Expression of Pituitary Adenylate Cyclase-activating Peptide, Calcitonin Gene-related Peptide and Headache Targets in the Trigeminal Ganglia of Rats and Humans

Abstract

Neurotransmitter and headache target localization in the trigeminal ganglia (TG) might increase the understanding of sites of action, and mechanisms related to headache therapy. The overall aim of the study was to investigate the presence of migraine targets in the TG with particular emphasis on pituitary adenylate cyclase-activating peptide (PACAP) and calcitonin gene-related peptide (CGRP), known to be involved in cranial pain processing, and selected headache targets.

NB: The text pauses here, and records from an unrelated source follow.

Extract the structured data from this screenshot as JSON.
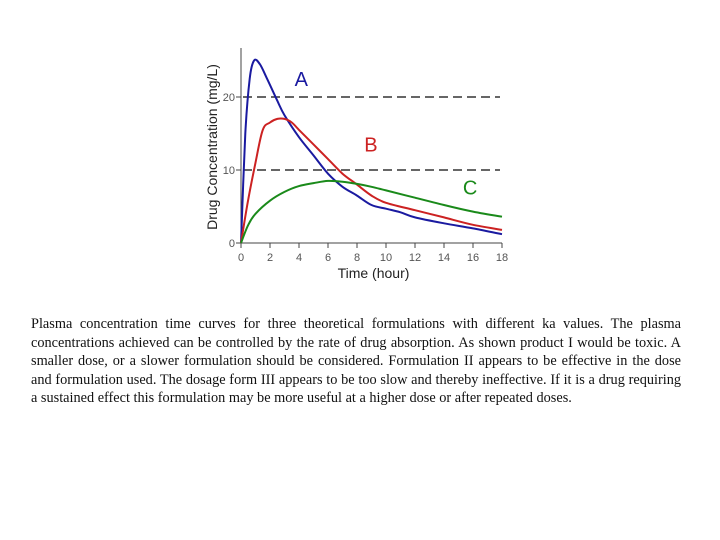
{
  "chart_data": {
    "type": "line",
    "xlabel": "Time (hour)",
    "ylabel": "Drug Concentration (mg/L)",
    "xlim": [
      0,
      18
    ],
    "ylim": [
      0,
      27
    ],
    "xticks": [
      0,
      2,
      4,
      6,
      8,
      10,
      12,
      14,
      16,
      18
    ],
    "yticks": [
      0,
      10,
      20
    ],
    "reference_lines": [
      20,
      10
    ],
    "grid": false,
    "series": [
      {
        "name": "A",
        "color": "#1a1aa0",
        "label_at": [
          3.7,
          22.5
        ],
        "points": [
          [
            0,
            0
          ],
          [
            0.3,
            15
          ],
          [
            0.6,
            22.5
          ],
          [
            0.9,
            25
          ],
          [
            1.3,
            24.5
          ],
          [
            1.8,
            22.5
          ],
          [
            2.5,
            19.5
          ],
          [
            3,
            17.5
          ],
          [
            4,
            14.5
          ],
          [
            5,
            12
          ],
          [
            6,
            9.5
          ],
          [
            7,
            7.7
          ],
          [
            8,
            6.5
          ],
          [
            9,
            5.2
          ],
          [
            10,
            4.7
          ],
          [
            11,
            4.2
          ],
          [
            12,
            3.5
          ],
          [
            14,
            2.7
          ],
          [
            16,
            2
          ],
          [
            18,
            1.2
          ]
        ]
      },
      {
        "name": "B",
        "color": "#cc2222",
        "label_at": [
          8.5,
          13.5
        ],
        "points": [
          [
            0,
            0
          ],
          [
            0.5,
            6
          ],
          [
            1,
            11
          ],
          [
            1.5,
            15.5
          ],
          [
            2,
            16.5
          ],
          [
            2.5,
            17
          ],
          [
            3,
            17
          ],
          [
            3.5,
            16.5
          ],
          [
            4,
            15.5
          ],
          [
            5,
            13.5
          ],
          [
            6,
            11.5
          ],
          [
            7,
            9.5
          ],
          [
            8,
            8
          ],
          [
            9,
            6.5
          ],
          [
            10,
            5.5
          ],
          [
            12,
            4.5
          ],
          [
            14,
            3.5
          ],
          [
            16,
            2.5
          ],
          [
            18,
            1.8
          ]
        ]
      },
      {
        "name": "C",
        "color": "#1a8a1a",
        "label_at": [
          15.3,
          7.6
        ],
        "points": [
          [
            0,
            0
          ],
          [
            0.5,
            2.5
          ],
          [
            1,
            4
          ],
          [
            2,
            5.8
          ],
          [
            3,
            7
          ],
          [
            4,
            7.8
          ],
          [
            5,
            8.2
          ],
          [
            6,
            8.5
          ],
          [
            7,
            8.4
          ],
          [
            8,
            8.1
          ],
          [
            9,
            7.7
          ],
          [
            10,
            7.2
          ],
          [
            12,
            6.2
          ],
          [
            14,
            5.2
          ],
          [
            16,
            4.3
          ],
          [
            18,
            3.6
          ]
        ]
      }
    ]
  },
  "caption": "Plasma concentration time curves for three theoretical formulations with different ka values. The plasma concentrations achieved can be controlled by the rate of drug absorption. As shown product I would be toxic. A smaller dose, or a slower formulation should be considered. Formulation II appears to be effective in the dose and formulation used. The dosage form III appears to be too slow and thereby ineffective. If it is a drug requiring a sustained effect this formulation may be more useful at a higher dose or after repeated doses."
}
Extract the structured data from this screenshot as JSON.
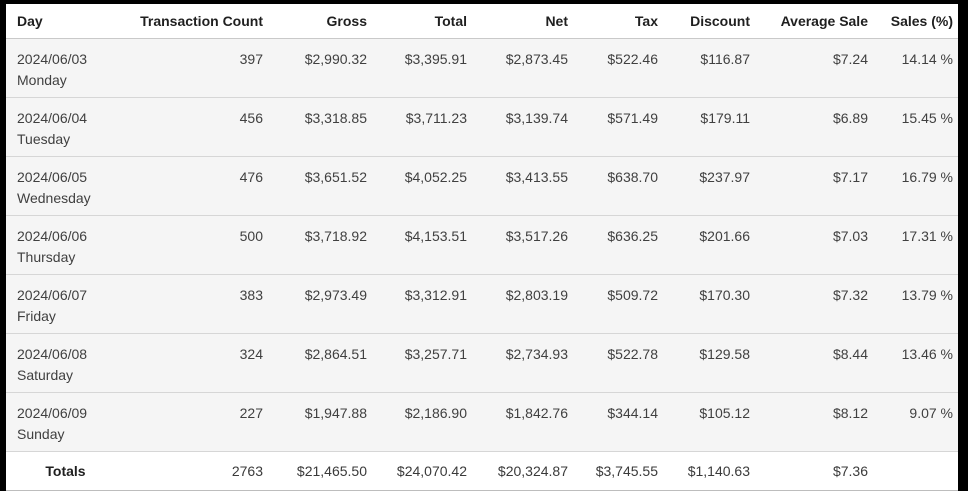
{
  "page": {
    "frame_color": "#000000",
    "table_bg": "#ffffff",
    "row_bg": "#f5f5f5",
    "divider_color": "#d6d6d6",
    "header_text_color": "#1f1f1f",
    "body_text_color": "#404040"
  },
  "table": {
    "columns": [
      "Day",
      "Transaction Count",
      "Gross",
      "Total",
      "Net",
      "Tax",
      "Discount",
      "Average Sale",
      "Sales (%)"
    ],
    "rows": [
      {
        "date": "2024/06/03",
        "day": "Monday",
        "transaction_count": "397",
        "gross": "$2,990.32",
        "total": "$3,395.91",
        "net": "$2,873.45",
        "tax": "$522.46",
        "discount": "$116.87",
        "average_sale": "$7.24",
        "sales_pct": "14.14 %"
      },
      {
        "date": "2024/06/04",
        "day": "Tuesday",
        "transaction_count": "456",
        "gross": "$3,318.85",
        "total": "$3,711.23",
        "net": "$3,139.74",
        "tax": "$571.49",
        "discount": "$179.11",
        "average_sale": "$6.89",
        "sales_pct": "15.45 %"
      },
      {
        "date": "2024/06/05",
        "day": "Wednesday",
        "transaction_count": "476",
        "gross": "$3,651.52",
        "total": "$4,052.25",
        "net": "$3,413.55",
        "tax": "$638.70",
        "discount": "$237.97",
        "average_sale": "$7.17",
        "sales_pct": "16.79 %"
      },
      {
        "date": "2024/06/06",
        "day": "Thursday",
        "transaction_count": "500",
        "gross": "$3,718.92",
        "total": "$4,153.51",
        "net": "$3,517.26",
        "tax": "$636.25",
        "discount": "$201.66",
        "average_sale": "$7.03",
        "sales_pct": "17.31 %"
      },
      {
        "date": "2024/06/07",
        "day": "Friday",
        "transaction_count": "383",
        "gross": "$2,973.49",
        "total": "$3,312.91",
        "net": "$2,803.19",
        "tax": "$509.72",
        "discount": "$170.30",
        "average_sale": "$7.32",
        "sales_pct": "13.79 %"
      },
      {
        "date": "2024/06/08",
        "day": "Saturday",
        "transaction_count": "324",
        "gross": "$2,864.51",
        "total": "$3,257.71",
        "net": "$2,734.93",
        "tax": "$522.78",
        "discount": "$129.58",
        "average_sale": "$8.44",
        "sales_pct": "13.46 %"
      },
      {
        "date": "2024/06/09",
        "day": "Sunday",
        "transaction_count": "227",
        "gross": "$1,947.88",
        "total": "$2,186.90",
        "net": "$1,842.76",
        "tax": "$344.14",
        "discount": "$105.12",
        "average_sale": "$8.12",
        "sales_pct": "9.07 %"
      }
    ],
    "totals": {
      "label": "Totals",
      "transaction_count": "2763",
      "gross": "$21,465.50",
      "total": "$24,070.42",
      "net": "$20,324.87",
      "tax": "$3,745.55",
      "discount": "$1,140.63",
      "average_sale": "$7.36",
      "sales_pct": ""
    }
  }
}
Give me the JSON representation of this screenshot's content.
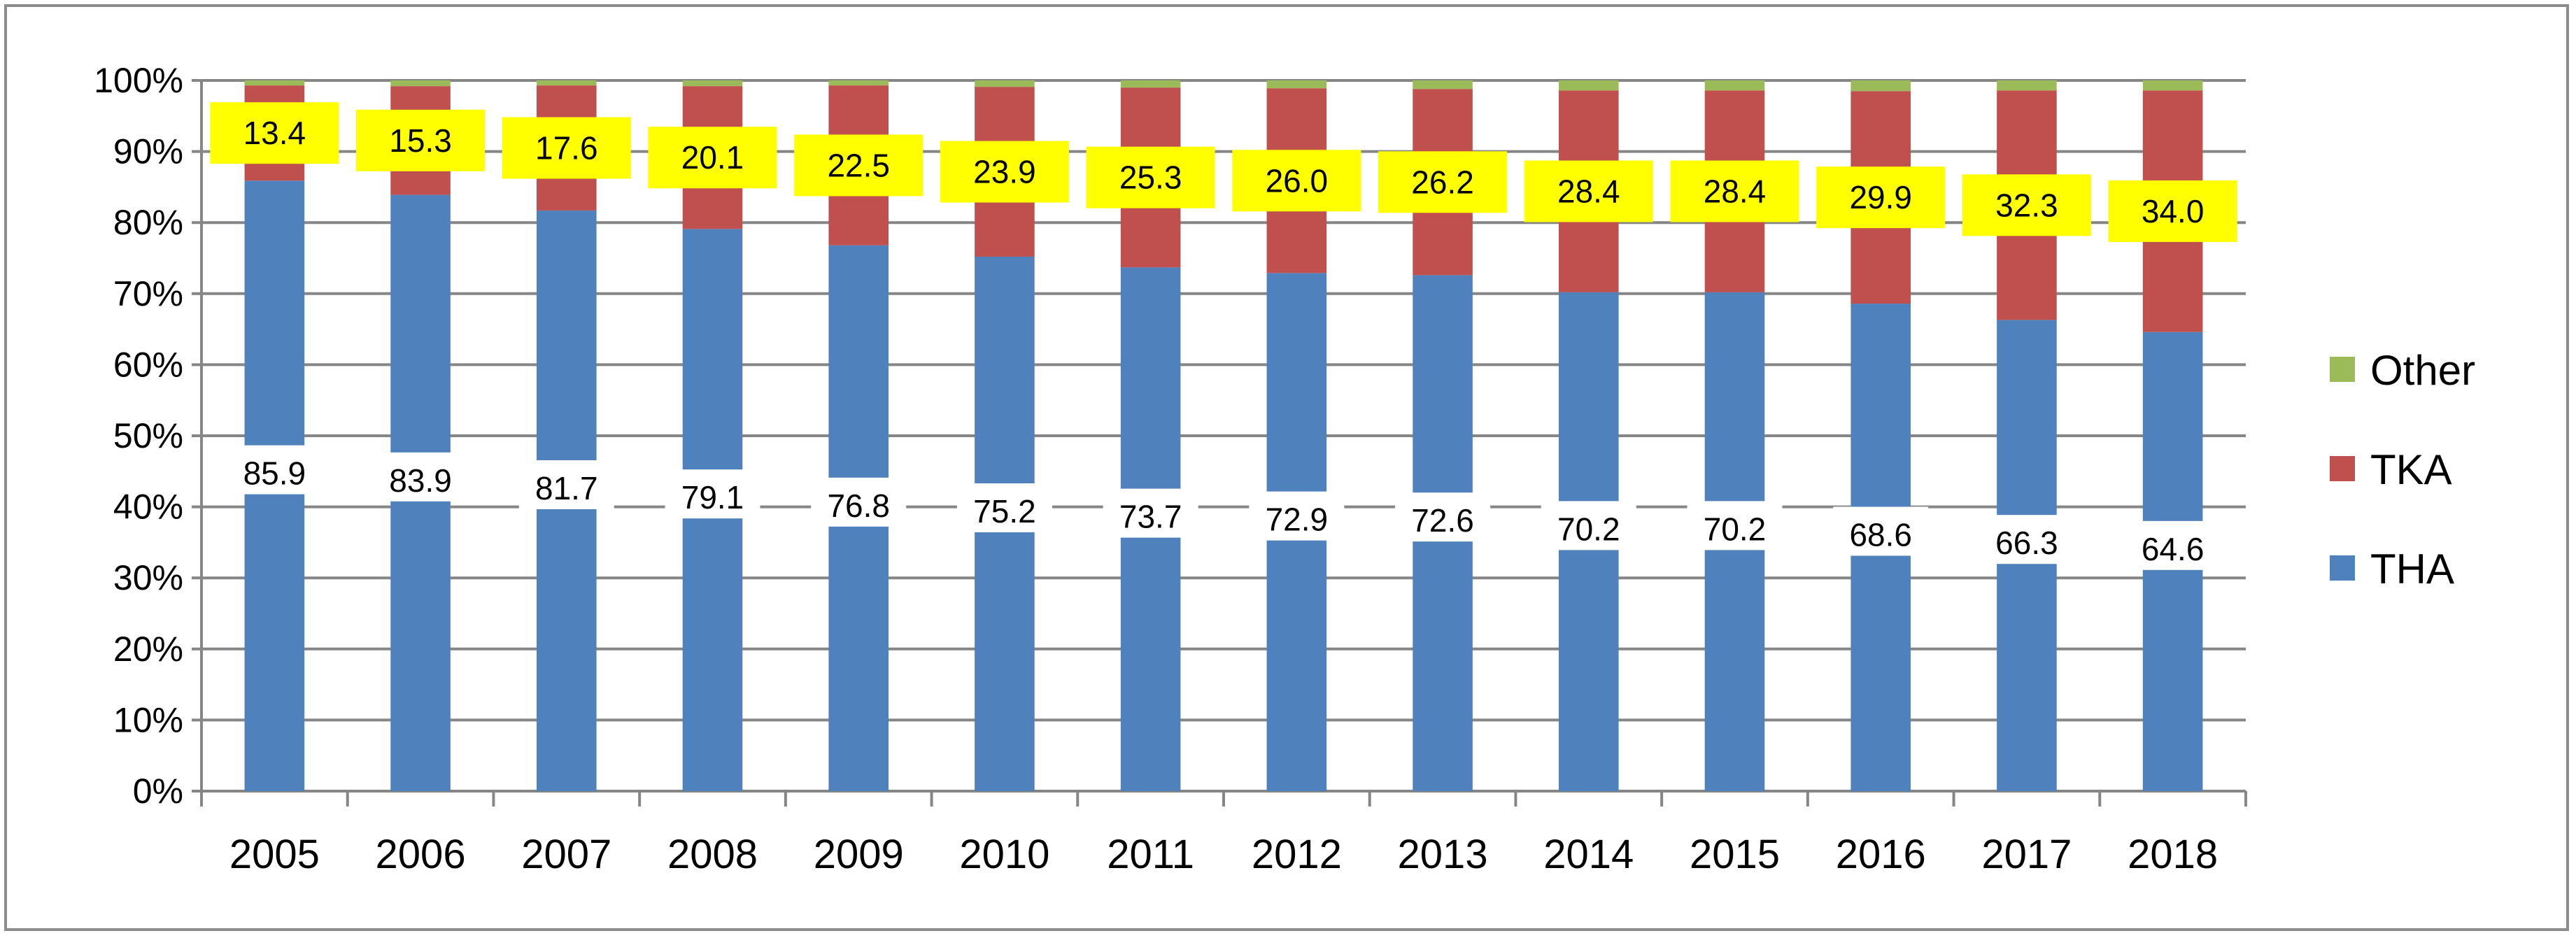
{
  "chart_data": {
    "type": "bar",
    "stacked": true,
    "percent_stacked": true,
    "categories": [
      "2005",
      "2006",
      "2007",
      "2008",
      "2009",
      "2010",
      "2011",
      "2012",
      "2013",
      "2014",
      "2015",
      "2016",
      "2017",
      "2018"
    ],
    "series": [
      {
        "name": "THA",
        "color": "#4f81bd",
        "values": [
          85.9,
          83.9,
          81.7,
          79.1,
          76.8,
          75.2,
          73.7,
          72.9,
          72.6,
          70.2,
          70.2,
          68.6,
          66.3,
          64.6
        ]
      },
      {
        "name": "TKA",
        "color": "#c0504d",
        "values": [
          13.4,
          15.3,
          17.6,
          20.1,
          22.5,
          23.9,
          25.3,
          26.0,
          26.2,
          28.4,
          28.4,
          29.9,
          32.3,
          34.0
        ]
      },
      {
        "name": "Other",
        "color": "#9bbb59",
        "values": [
          0.7,
          0.8,
          0.7,
          0.8,
          0.7,
          0.9,
          1.0,
          1.1,
          1.2,
          1.4,
          1.4,
          1.5,
          1.4,
          1.4
        ]
      }
    ],
    "data_labels": {
      "THA": [
        "85.9",
        "83.9",
        "81.7",
        "79.1",
        "76.8",
        "75.2",
        "73.7",
        "72.9",
        "72.6",
        "70.2",
        "70.2",
        "68.6",
        "66.3",
        "64.6"
      ],
      "TKA": [
        "13.4",
        "15.3",
        "17.6",
        "20.1",
        "22.5",
        "23.9",
        "25.3",
        "26.0",
        "26.2",
        "28.4",
        "28.4",
        "29.9",
        "32.3",
        "34.0"
      ]
    },
    "tka_label_color": "#ffff00",
    "ylim": [
      0,
      100
    ],
    "yticks": [
      "0%",
      "10%",
      "20%",
      "30%",
      "40%",
      "50%",
      "60%",
      "70%",
      "80%",
      "90%",
      "100%"
    ],
    "grid": true,
    "legend": {
      "position": "right",
      "items": [
        "Other",
        "TKA",
        "THA"
      ]
    },
    "title": "",
    "xlabel": "",
    "ylabel": ""
  }
}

Rat- and human TG were processed for immunohistochemistry. PACAP-38, CGRP and the headache targets were expressed in rat and human TG. PACAP receptors were confined to neurons and satellite glial cells (SGCs), however with variability between the receptor subtypes PACAP type I receptor (PAC1) and vasoactive intestinal peptide/PACAP receptors 1/2 (VPAC1/2). 5-Hydroxytryptamine (5-HT) receptors were expressed in neuronal somas in rat and human TG (human TG frequency: 5-HT1D > 5-HT1B/1F). Synaptosomal-associated protein 25 kDa (SNAP25) was primarily expressed in SGCs in humans, and neurons in rats, while synaptic vesicle glycoprotein 2A (SV2-A) was confined to SGCs and some neurons in rats and humans. Occasionally, PACAP-38-positive cells also expressed VPAC1, SNAP25 and SV2-A. VPAC1 was generally detected in SGCs enveloping PACAP-38-positive and -negative neuronal somas. Our study revealed potential sites of actions for anti-headache drugs such as PACAP receptor antagonists, Lasmiditan (5-HT1F agonist) and Botox (blocks exocytosis through SV2-A/SNAP25) in rat and human TG and considerable overlap between species in expression to specific cell types, except for VPAC1 and SNAP25.